Try the Ben Franklin effect to improve relations with members in your team
The Ben Franklin effect disputes the idea that we do nice things for people we like, and ignore or mistreat those we don’t. The psychology, in fact, shows we grow to like people for whom we do nice things, and end up disliking those to whom we are unkind. This leads to us building more social support with others the more we help them.
Ben Franklin was one of the American founding fathers. He was a politician, writer, publisher, diplomat, scientist and inventor. It is Franklin’s picture on the $100 note. In his autobiography Franklin relates a story about an unnamed hostile rival in the Pennsylvania Assembly who treated him with disdain.
Franklin set out to turn this antagonistic rival into a fan. Franklin was quite a book collector and discovered his rival had a particularly scarce book. He sent the rival a letter asking to borrow the rare book. His rival was flattered and agreed to lend Franklin the book. A week later Franklin sent it back with a thank-you note. The Ben Franklin effect comes from what happened next. The next time the legislature met, the rival approached Franklin and spoke to him in person with “a readiness to serve”. They became great friends, and their friendship continued to Franklin’s death.

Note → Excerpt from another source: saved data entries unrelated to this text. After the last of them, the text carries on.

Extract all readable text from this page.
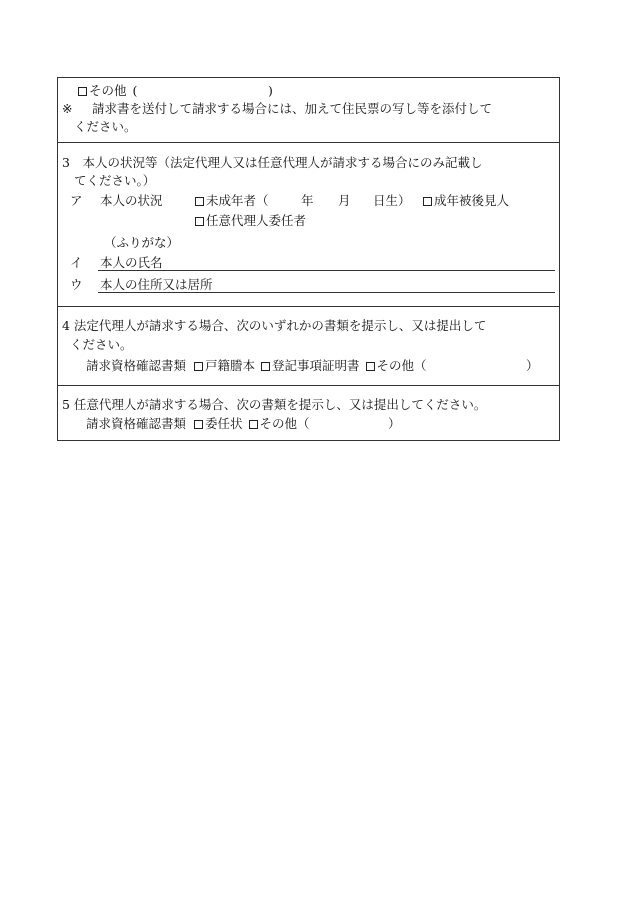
その他 (	)
※ 請求書を送付して請求する場合には、加えて住民票の写し等を添付して
ください。
3　本人の状況等（法定代理人又は任意代理人が請求する場合にのみ記載し
てください。）
ア 本人の状況	未成年者（	年 月 日生）	成年被後見人
任意代理人委任者
（ふりがな）
イ 本人の氏名
ウ 本人の住所又は居所
4 法定代理人が請求する場合、次のいずれかの書類を提示し、又は提出して
ください。
請求資格確認書類 戸籍謄本 登記事項証明書 その他（	）
5 任意代理人が請求する場合、次の書類を提示し、又は提出してください。
請求資格確認書類 委任状 その他（	）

One of the reasons volunteering feels so good and unpaid charity workers or interns work so hard comes from this Ben Franklin effect. When we don’t have an obvious external reward we create an internal reward. This effect is also known as cognitive dissonance. Our brains don’t appreciate it when our actions don’t match the beliefs we hold. When we believe we don’t like someone, but then we help them, our brains struggle to reconcile the differing messages. In order to solve the confusion, our brains change what we believe –we start to think we must like them after all.
It happens in other areas too. If we spend every day working hard for a boss we hate (and don’t leave), in time our brains will try sort out the inconsistency and change the way we perceive the situation. In time we find ourselves thinking our boss isn’t so bad after all. We start to build social support as our cognitive dissonance begins to reframe how we feel and begin to like them.
Asking a colleague to do us a favour signals to them that they have value, a skill we require or something we don’t. This demonstrates a level of respect for them (and their skills) – something they may not have received from us before. This has the impact of changing their opinion of us, and once they have helped us it increases the likelihood of them being willing to help us again. Often they may begin to genuinely start to like us.